Hello,
I have a field which contains values encoded in "Q" (I just discovered this encoding type : RFC 1522). It seems to be used a lot in email logs.
I wasn't able to find any commands that helps to convert to a 'readable' string.
Any help, idea, suggestion would be appreciated in order to convert these values (by Splunk commands or by fields extractions processs).
Hi,
I took a little stupid test message "Why is a Q encoded string (random text <>)?", tried an online Q encoder to encode this to "Why_is_a_Q_encoded_string_=28random_text_=3C=3E=29=3F" and could decode this in Splunk with 2 rex commands:
| makeresults | eval input="Why_is_a_Q_encoded_string_=28random_text_=3C=3E=29=3F" | rex field=input mode=sed "s/=(..)/%\1/g" | rex field=input mode=sed "s/_/ /g" | eval output=urldecode(input)
Not sure if this covers the whole spec, test it out with your real data.
Hth,
-Kai.
edit: actually, this looks much nicer:
| makeresults | eval input="Why_is_a_Q_encoded_string_=28random_text_=3C=3E=29=3F" | eval output=urldecode(replace(replace(input,"=","%"),"_","%20"))
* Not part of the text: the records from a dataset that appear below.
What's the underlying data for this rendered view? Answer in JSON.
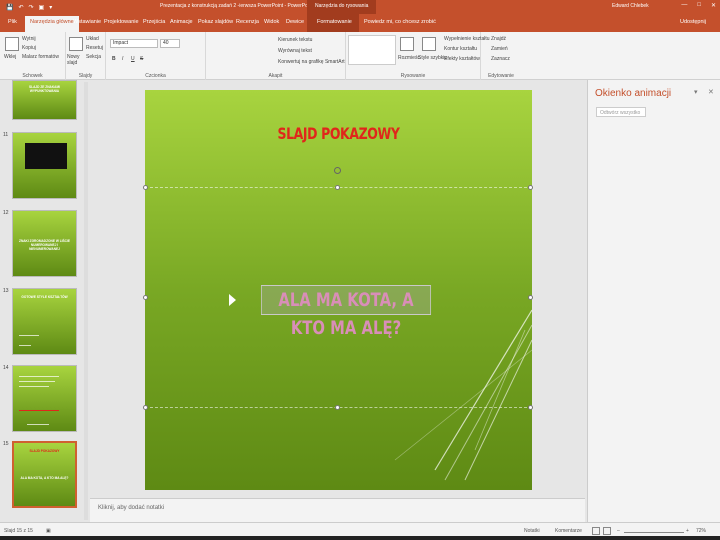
{
  "window": {
    "title": "Prezentacja z konstrukcją zadań 2 -ierwsza PowerPoint - PowerPoint",
    "context_group": "Narzędzia do rysowania",
    "user": "Edward Chlebek",
    "controls": [
      "—",
      "□",
      "✕"
    ]
  },
  "quick_access": [
    "💾",
    "↶",
    "↷",
    "▣",
    "▾"
  ],
  "tabs": [
    "Plik",
    "Narzędzia główne",
    "Wstawianie",
    "Projektowanie",
    "Przejścia",
    "Animacje",
    "Pokaz slajdów",
    "Recenzja",
    "Widok",
    "Dewice",
    "Formatowanie"
  ],
  "active_tab": "Narzędzia główne",
  "tell_me": "Powiedz mi, co chcesz zrobić",
  "share": "Udostępnij",
  "ribbon": {
    "clipboard": {
      "paste": "Wklej",
      "cut": "Wytnij",
      "copy": "Kopiuj",
      "format_painter": "Malarz formatów",
      "label": "Schowek"
    },
    "slides": {
      "new_slide": "Nowy slajd",
      "layout": "Układ",
      "reset": "Resetuj",
      "section": "Sekcja",
      "label": "Slajdy"
    },
    "font": {
      "font_name": "Impact",
      "font_size": "40",
      "bold": "B",
      "italic": "I",
      "underline": "U",
      "strike": "S",
      "label": "Czcionka"
    },
    "paragraph": {
      "text_direction": "Kierunek tekstu",
      "align_text": "Wyrównaj tekst",
      "smartart": "Konwertuj na grafikę SmartArt",
      "label": "Akapit"
    },
    "drawing": {
      "arrange": "Rozmieść",
      "quick_styles": "Style szybkie",
      "label": "Rysowanie",
      "fill": "Wypełnienie kształtu",
      "outline": "Kontur kształtu",
      "effects": "Efekty kształtów"
    },
    "editing": {
      "find": "Znajdź",
      "replace": "Zamień",
      "select": "Zaznacz",
      "label": "Edytowanie"
    }
  },
  "thumbnails": [
    {
      "number": "",
      "title": "SLAJD ZE ZNAKAMI WYPUNKTOWANIA"
    },
    {
      "number": "11",
      "title": ""
    },
    {
      "number": "12",
      "title": "ZNAKI ZGROMADZONE W LIŚCIE NUMEROWANEJ I NIENUMEROWANEJ"
    },
    {
      "number": "13",
      "title": "GOTOWE STYLE KSZTAŁTÓW"
    },
    {
      "number": "14",
      "title": ""
    },
    {
      "number": "15",
      "title": "SLAJD POKAZOWY"
    }
  ],
  "active_slide": 15,
  "slide": {
    "title": "SLAJD POKAZOWY",
    "body": "ALA MA KOTA, A KTO MA ALĘ?"
  },
  "thumbnail_15": {
    "title": "SLAJD POKAZOWY",
    "body": "ALA MA KOTA, A KTO MA ALĘ?"
  },
  "notes_placeholder": "Kliknij, aby dodać notatki",
  "animation_pane": {
    "title": "Okienko animacji",
    "play_button": "Odtwórz wszystko",
    "controls": [
      "▾",
      "✕"
    ]
  },
  "status": {
    "slide_counter": "Slajd 15 z 15",
    "language_icon": "▣",
    "notes": "Notatki",
    "comments": "Komentarze",
    "zoom_minus": "–",
    "zoom_plus": "+",
    "zoom": "72%"
  },
  "colors": {
    "accent": "#c4502c",
    "slide_top": "#a8d43f",
    "slide_bottom": "#5e8a14",
    "title_red": "#e0261b"
  }
}
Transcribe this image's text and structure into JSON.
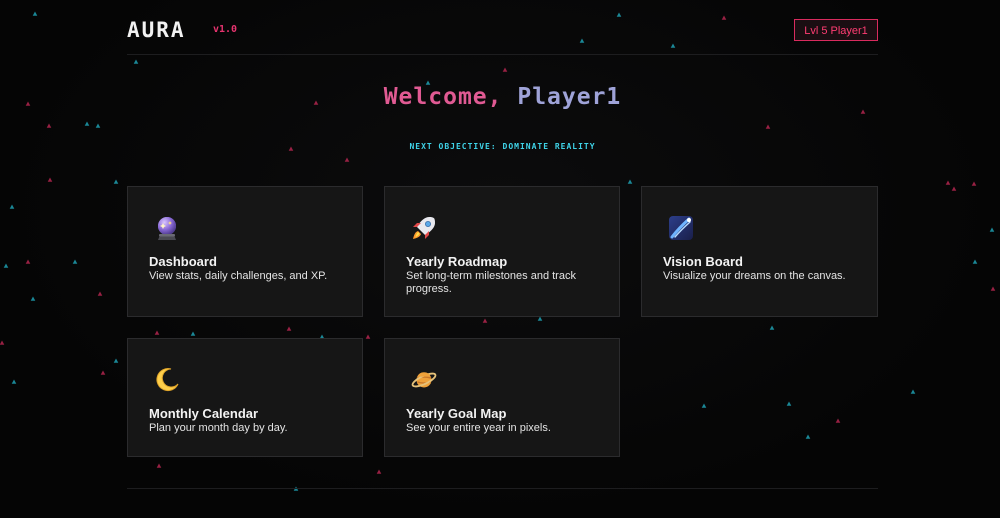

Can you please give us an example of these "Q" values? maybe a snapshot...
Hi,
I took a little stupid test message "Why is a Q encoded string (random text <>)?", tried an online Q encoder to encode this to "Why_is_a_Q_encoded_string_=28random_text_=3C=3E=29=3F" and could decode this in Splunk with 2 rex commands:
| makeresults | eval input="Why_is_a_Q_encoded_string_=28random_text_=3C=3E=29=3F" | rex field=input mode=sed "s/=(..)/%\1/g" | rex field=input mode=sed "s/_/ /g" | eval output=urldecode(input)
Not sure if this covers the whole spec, test it out with your real data.
Hth,
-Kai.
edit: actually, this looks much nicer:
| makeresults | eval input="Why_is_a_Q_encoded_string_=28random_text_=3C=3E=29=3F" | eval output=urldecode(replace(replace(input,"=","%"),"_","%20"))
Perfect, exactly what I'm looking for :). Indeed use urldecode is much easier.